Tuesday, April 30, 2013

Time-Lapse 171 Image Question

The "Three Years of SDO Images" shows two bands of bright coronal loops in the 171 time-lapse image. Several people have asked whether this is real. Yes, it is real and it is caused by how sunspots form on the Sun.

We have seen that sunspots tend to occur below 35º latitude in both hemispheres of the Sun, just as you noticed. This gives us the Butterfly Diagram shown here for for sunspots since 1965. Northern active regions (or sunspots) are shown in blue and southern in red. A few regions appear at higher latitudes, but most sunspots are seen at low latitudes. Sunspots also tend to occur closer to the equator as a sunspot cycle moves along. They don't usually form at the equator, but the tilt of the Sun can make that difficult to verify.

The coronal loops in the time-lapse image follow this pattern because they live above sunspots. Although few sunspots and coronal loops are seen in the polar regions, prominences and coronal holes are seen there. We do not have a perfect explanation, but it comes from how material moves in the convection zone and how that movement creates magnetic fields. This is called the solar dynamo problem. Perhaps the explanation will be similar to why we have the Horse Latitudes here on Earth.

Wednesday, April 24, 2013

Three Years in Three Minutes

From SDO to NPR to you. Stunning Video: 3 Years Of The Sun In 3 Minutes http://n.pr/14PRRDA

Produced by Scott Weissinger, looks great!

HMI is Back Online

HMI has returned to normal operations. The HMI team at LMSAL and Stanford will closely monitor the instrument to verify its performance. We don't anticipate any more outages. Data is flowing to the JSOC but it will take a while to prime the pump and produce magnetograms and Dopplergrams.

Thanks to Jake, Rock, Zoe, Gary, and the other people who brought HMI back!

HMI is Down, WIll Return Later Today

Last night the HMI instrument rebooted and stopped producing science data. The HMI team has made sure the instrument is safe by rebooting and testing HMI. They will restart the science sequencer later today. HMI data will not be available until the sequences are restarted.

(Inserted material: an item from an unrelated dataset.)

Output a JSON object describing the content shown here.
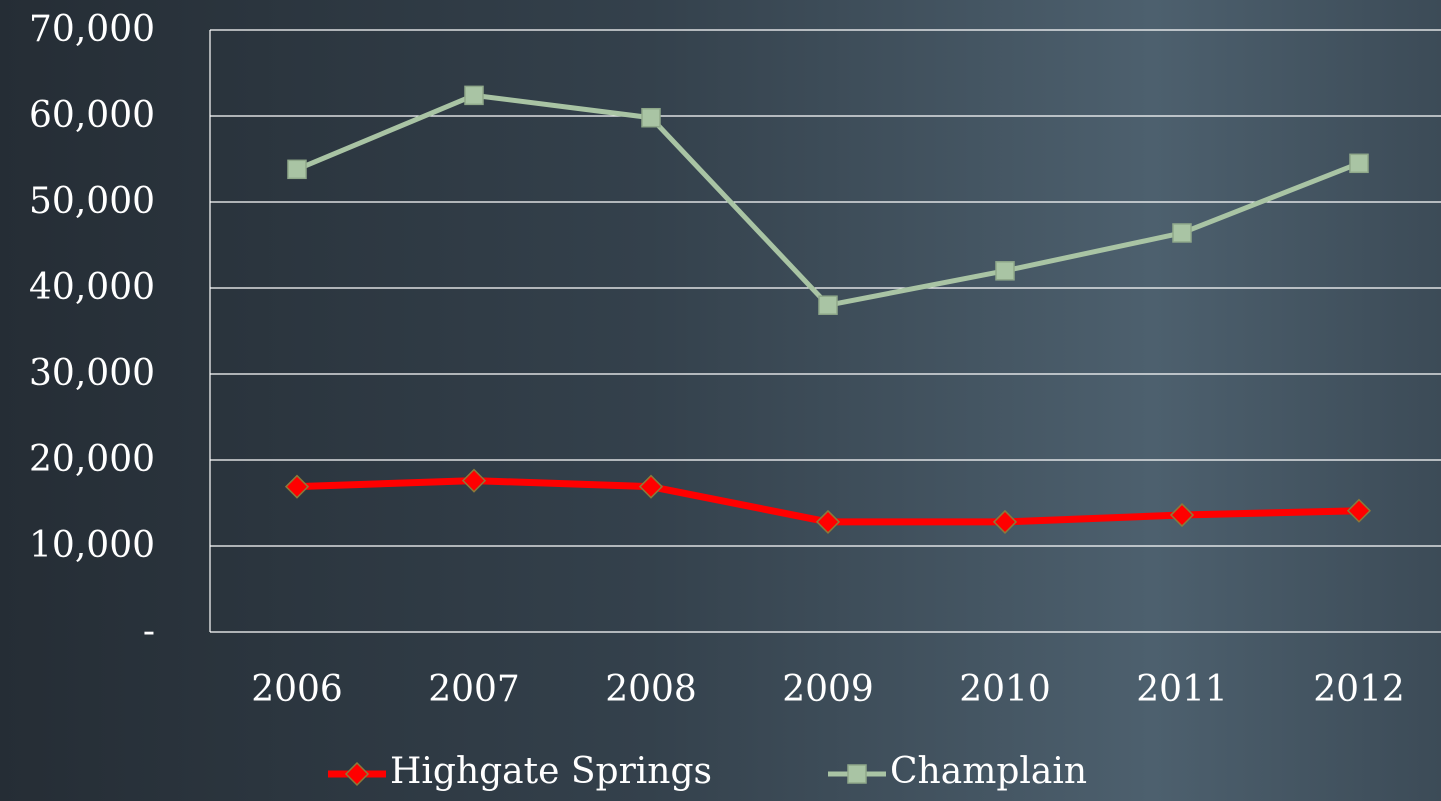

Many thanks to the LMSAL and Stanford people who worked through the night to reboot and test HMI!

Wednesday, April 17, 2013

Planned science calibration activities today

Today, starting at 1315 UTC (9:15 am ET), SDO executed the EVE Field of View maneuver followed by the HMI/AIA Flatfield at 1630 UTC (10:30 am ET). During these maneuvers the science experienced interruption, and some of the browse images reflect the motion of the spacecraft.  

Tuesday, April 16, 2013

Brief data stream outage on April 16

We are experiencing a system outage that is interrupting the automatic web updating of SDO images. The spacecraft is still fine and is collecting data as usual, and no SDO data has been lost. The outage is on the ground and is only temporary. We apologize for any inconvenience, and we thank you for your patience.

Update: The image processing queue is catching up, we should be back to normal in a couple of hours. (2:00PM EDT 16 April)

Update #2:  Everything is back to normal.  Again, sorry for the delay.  (4:40pm EDT  16 April)

Thursday, April 11, 2013

Whoa, A Solar Flare!

After weeks of little activity, the Sun erupted with an M6.5 class flare today. At 0711 UTC (3:11 am ET) active region 11719 erupted. AR 11719 is a large area of magnetic field located at 10°N. Another small flare followed as the M6 decayed.

Wednesday, April 10, 2013

EVE Cruciform, April 10, 2013

Today at 1800 UTC (2 pm ET) SDO will execute an EVE cruciform maneuver. SDO will nod back and forth and up and down. These motions allow EVE to calibrate their spectral irradiances.

Wednesday, April 3, 2013

HMI Roll Maneuver, April 3, 2013

Today we ran an HMI roll maneuver from 0550-1230 UTC (00:40-7:30 ET). The entire SDO spacecraft is spun around so that HMI can verify its operation and measure some calibration data.